Now we can see that both data frames are pretty much equal in all other aspects but just one and that is the data type. In XML table everything is loaded as characters while on the other hand the JSON loaded the numeric values as numeric rather than characters. Lets compare XML to HTML

Comparing XML to HTML:

all.equal(book_xml, book_html)

## [1] "Component \"ID\": Modes: character, numeric"                    
## [2] "Component \"ID\": target is character, current is numeric"      
## [3] "Component \"Year_Pub\": Modes: character, numeric"              
## [4] "Component \"Year_Pub\": target is character, current is numeric"

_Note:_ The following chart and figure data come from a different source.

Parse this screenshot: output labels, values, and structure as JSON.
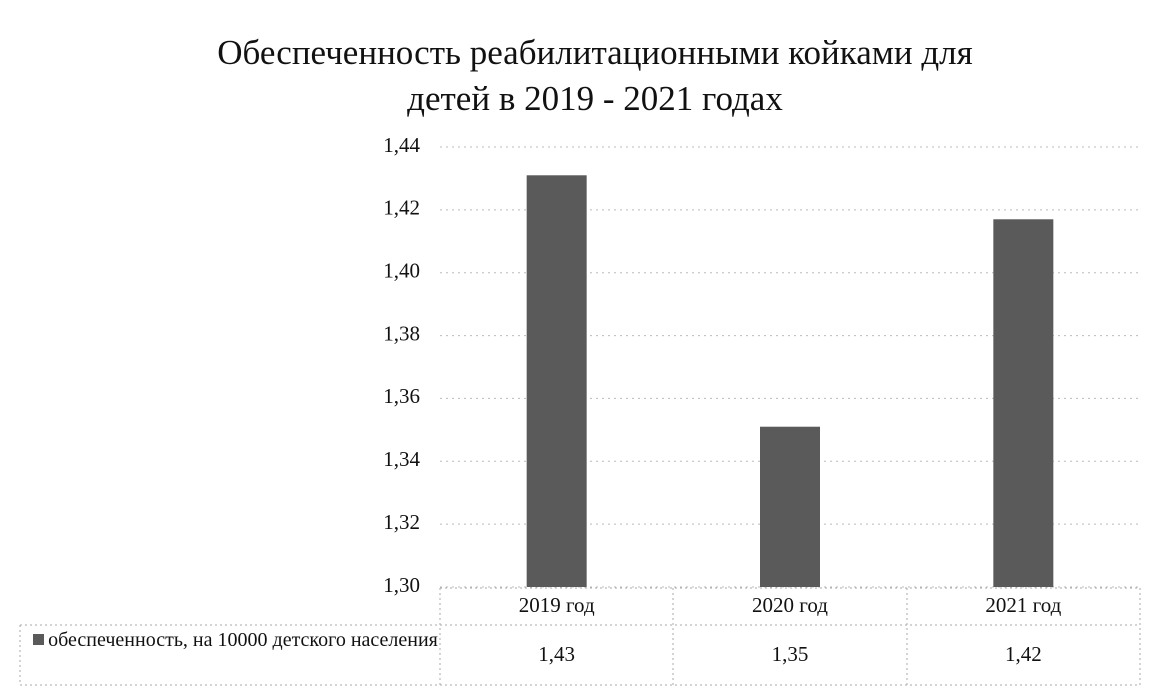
{
  "chart_data": {
    "type": "bar",
    "title": "Обеспеченность реабилитационными койками для детей в 2019 - 2021 годах",
    "categories": [
      "2019 год",
      "2020 год",
      "2021 год"
    ],
    "series": [
      {
        "name": "обеспеченность, на 10000 детского населения",
        "color": "#5a5a5a",
        "values": [
          1.431,
          1.351,
          1.417
        ],
        "value_labels": [
          "1,43",
          "1,35",
          "1,42"
        ]
      }
    ],
    "ylim": [
      1.3,
      1.44
    ],
    "yticks": [
      {
        "value": 1.3,
        "label": "1,30"
      },
      {
        "value": 1.32,
        "label": "1,32"
      },
      {
        "value": 1.34,
        "label": "1,34"
      },
      {
        "value": 1.36,
        "label": "1,36"
      },
      {
        "value": 1.38,
        "label": "1,38"
      },
      {
        "value": 1.4,
        "label": "1,40"
      },
      {
        "value": 1.42,
        "label": "1,42"
      },
      {
        "value": 1.44,
        "label": "1,44"
      }
    ],
    "grid": true
  }
}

And we can see the similar results. HTML table also loaded with numeric values as type numeric. This implies that JSON and HTML should return TRUE. Lets compare and find out.

Comparing HTML to JSON:

all.equal(book_html, book_json)

## [1] TRUE

As we expected, it did return True for HTML and JSON.

Conclusions:

We saw that after comparing the data frames there was an issue with the data types of XML as HTML and JSON did load the numbers as numeric but numbers in XML were loaded as characters. Upon some research it was found that we can fix this issue by defining the data with the help of a schema at top of XML file but the idea was to load the tables as they are created in these different file formats and compare them.

Note: The attributes of the books in table might not be right since the whole point was to work with different types of files.